Certainly using recursion to do this sort of defeats the purpose of using post-fix in the first place since it is meant to be easily handled with a simple stack, however recursion itself has a call stack with local variables which can have the same effect. It would simply be far less efficient. –  Neil Dec 3 '13 at 16:35
    
@MichaelT Thanks for the comment.
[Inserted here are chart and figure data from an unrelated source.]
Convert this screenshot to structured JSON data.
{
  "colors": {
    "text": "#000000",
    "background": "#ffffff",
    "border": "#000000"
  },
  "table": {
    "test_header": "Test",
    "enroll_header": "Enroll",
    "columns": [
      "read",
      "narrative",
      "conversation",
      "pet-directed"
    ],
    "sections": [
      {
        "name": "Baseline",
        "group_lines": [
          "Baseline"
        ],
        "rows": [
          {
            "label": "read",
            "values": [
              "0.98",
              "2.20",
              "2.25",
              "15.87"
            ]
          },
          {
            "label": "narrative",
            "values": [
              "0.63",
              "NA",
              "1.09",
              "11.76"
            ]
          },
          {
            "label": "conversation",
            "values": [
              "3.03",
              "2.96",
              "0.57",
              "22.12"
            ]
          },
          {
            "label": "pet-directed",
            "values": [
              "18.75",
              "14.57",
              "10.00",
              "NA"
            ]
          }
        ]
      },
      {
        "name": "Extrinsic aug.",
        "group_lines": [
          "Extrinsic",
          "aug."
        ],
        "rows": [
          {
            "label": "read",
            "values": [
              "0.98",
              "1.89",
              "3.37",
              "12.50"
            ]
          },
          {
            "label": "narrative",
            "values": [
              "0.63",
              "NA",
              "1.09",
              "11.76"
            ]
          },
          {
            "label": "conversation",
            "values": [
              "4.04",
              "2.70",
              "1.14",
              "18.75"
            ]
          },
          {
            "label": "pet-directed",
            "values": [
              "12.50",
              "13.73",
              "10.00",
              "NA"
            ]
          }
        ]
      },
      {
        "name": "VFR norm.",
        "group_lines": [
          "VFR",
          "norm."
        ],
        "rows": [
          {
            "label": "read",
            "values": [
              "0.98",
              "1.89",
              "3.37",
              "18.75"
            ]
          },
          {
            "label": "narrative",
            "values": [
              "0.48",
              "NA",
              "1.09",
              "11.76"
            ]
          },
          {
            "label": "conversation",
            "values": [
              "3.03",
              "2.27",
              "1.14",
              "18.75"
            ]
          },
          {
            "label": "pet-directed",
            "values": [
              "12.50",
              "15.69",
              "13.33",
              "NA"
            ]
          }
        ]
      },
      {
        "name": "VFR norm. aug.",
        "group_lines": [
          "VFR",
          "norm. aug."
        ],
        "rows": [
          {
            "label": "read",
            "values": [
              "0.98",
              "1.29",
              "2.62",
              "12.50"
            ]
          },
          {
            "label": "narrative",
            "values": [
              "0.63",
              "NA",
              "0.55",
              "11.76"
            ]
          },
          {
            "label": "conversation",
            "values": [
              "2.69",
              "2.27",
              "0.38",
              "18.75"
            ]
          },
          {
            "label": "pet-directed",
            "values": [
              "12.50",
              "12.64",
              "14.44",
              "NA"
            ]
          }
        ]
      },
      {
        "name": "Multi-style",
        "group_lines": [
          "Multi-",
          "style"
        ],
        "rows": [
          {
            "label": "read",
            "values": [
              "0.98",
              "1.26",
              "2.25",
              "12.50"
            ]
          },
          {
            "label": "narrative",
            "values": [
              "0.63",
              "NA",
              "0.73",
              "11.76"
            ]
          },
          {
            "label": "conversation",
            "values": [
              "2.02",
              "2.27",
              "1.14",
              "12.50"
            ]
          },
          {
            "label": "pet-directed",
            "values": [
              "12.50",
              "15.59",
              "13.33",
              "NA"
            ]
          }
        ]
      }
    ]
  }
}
This is exactly what I was referring to, when I used the word elegant in the question. @ Neil You are suggesting some kind of tail recursion, right? –  caisah Dec 3 '13 at 16:50

you pass the top 2 in the stack as parameter at each point, this way when you get to an operator you go up the stack when you see a value you go down the stack and when you get back you try again:

here is the magic:

eval(int x1, int x2)
{
 do{
   int x = 0;
   while (a[i] == ' ')
     i++;
   if (a[i] == '+')
    {
      i++;
      return x2+x1;// go up the stack with the resulting value
    }
   if (a[i] == '*')
    {
      i++;
      return x1*x2;
    }
   while ( (a[i] >= '0') && (a[i] <= '9'))
      x = 10*x + (a[i++]-'0');
   x2 = eval(x2, xt); // replace the old top with the result and try again
 }while(true);
}

you just need to add 2 functions to handle the errors when operators appear as the first 2 terms:

eval()
{
 int x = 0;
  while (a[i] == ' ')
    i++;
 if (a[i] == '+')
    {
      i++;
      return ERROR;
    }
  if (a[i] == '*')
    {
      i++;
      return ERROR;
    }
  while ( (a[i] >= '0') && (a[i] <= '9'))
    x = 10*x + (a[i++]-'0');
  return eval(x);
}

eval(int x1)
{
 int x = 0;
  while (a[i] == ' ')
    i++;
 if (a[i] == '+')
    {
      i++;
      return ERROR;
    }
  if (a[i] == '*')
    {
      i++;
      return ERROR;
    }
  while ( (a[i] >= '0') && (a[i] <= '9'))
    x = 10*x + (a[i++]-'0');
  return eval(x1, x);
}
share|improve this answer

and I was wondering if it's possible to do something as elegant as this but for postfix evaluation.

Postfix notation isn't meant to be processed with a call stack or recursion or really anything of that nature. Its designed for nice, tight implementations that just have a simple loop and a stack next to it. These fall into the realm of stack machines and are often found in embedded systems because of their simplicity. You find things like forth, postscript and the jvm as very successful stack machines (see Wikipedia - Category stack based virtual machines) along with venerable HP rpn calculator.

The elegance of postfix can be seen in the simple loop:

while not end of file
    read into var
    if var is not operand
        push var
    else if var is '+'
        pop into v1
        pop into v2
        push v1 + v2
    else if var is '*'
        pop into v1
        pop info v2
        push v1 * v2

And thus you go through and implement all the operands and you're done. dc has 27 operands (things like print (pop and print) P, print (just print) p, print the stack f, clear the stack c, etc...). You can read them at dc.1 man page. I will admit there are some more elegant structures for implementing the operands rather than a huge if else if cascade depending on the language... but you get the idea.

The elegance of the system is its simplicity. You don't have to worry about stack frames, calling conventions, and the like when implementing it. You've got a stack and a variable or two.